Valdivia se dio cuenta muy pronto de que estaba ante un general tan diestro como él mismo, alguien que conocía las flaquezas de los españoles, pero no se preocupó demasiado. Estaba seguro del triunfo. Los mapuche, por aguerridos y ladinos que fuesen, no podían compararse con el poderío militar de sus experimentados capitanes y soldados. Todo era cuestión de tiempo, decía, la Araucanía sería suya. No tardó en averiguar el nombre que andaba de boca en boca, Lautaro, el toqui que se atrevía a desafiar a los españoles. Lautaro. Jamás se le ocurrió que podía ser Felipe, su antiguo caballerizo, eso lo descubriría el día de su muerte. Valdivia se detenía en los aislados caseríos de los colonos y los arengaba con su optimismo invencible.

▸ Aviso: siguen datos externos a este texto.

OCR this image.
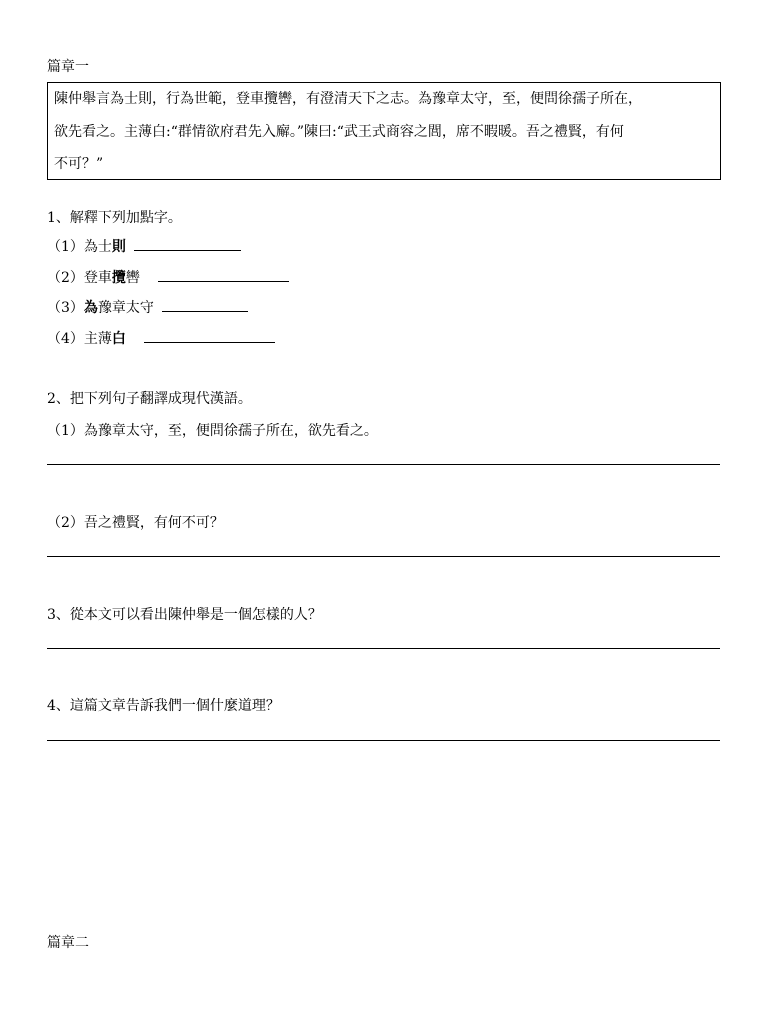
篇章一
陳仲舉言為士則，行為世範，登車攬轡，有澄清天下之志。為豫章太守，至，便問徐孺子所在，
欲先看之。主薄白:“群情欲府君先入廨。”陳曰:“武王式商容之閭，席不暇暖。吾之禮賢，有何
不可？”
1、解釋下列加點字。
（1）為士則
（2）登車攬轡
（3）為豫章太守
（4）主薄白
2、把下列句子翻譯成現代漢語。
（1）為豫章太守，至，便問徐孺子所在，欲先看之。
（2）吾之禮賢，有何不可？
3、從本文可以看出陳仲舉是一個怎樣的人？
4、這篇文章告訴我們一個什麼道理？
篇章二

Lo acompañaba Juana Jiménez, como antes lo hice yo, mientras María de Encio masticaba su despecho en Santiago. El gobernador escribía cartas al rey para reiterarle que los salvajes habían comprendido la necesidad de acatar los designios de su majestad y las bondades del cristianismo y que él había domado esa tierra bellísima, fértil y apacible, donde lo único que hacía falta eran españoles y caballos. Entre párrafo y párrafo le solicitaba nuevas prebendas, que el emperador desatendía.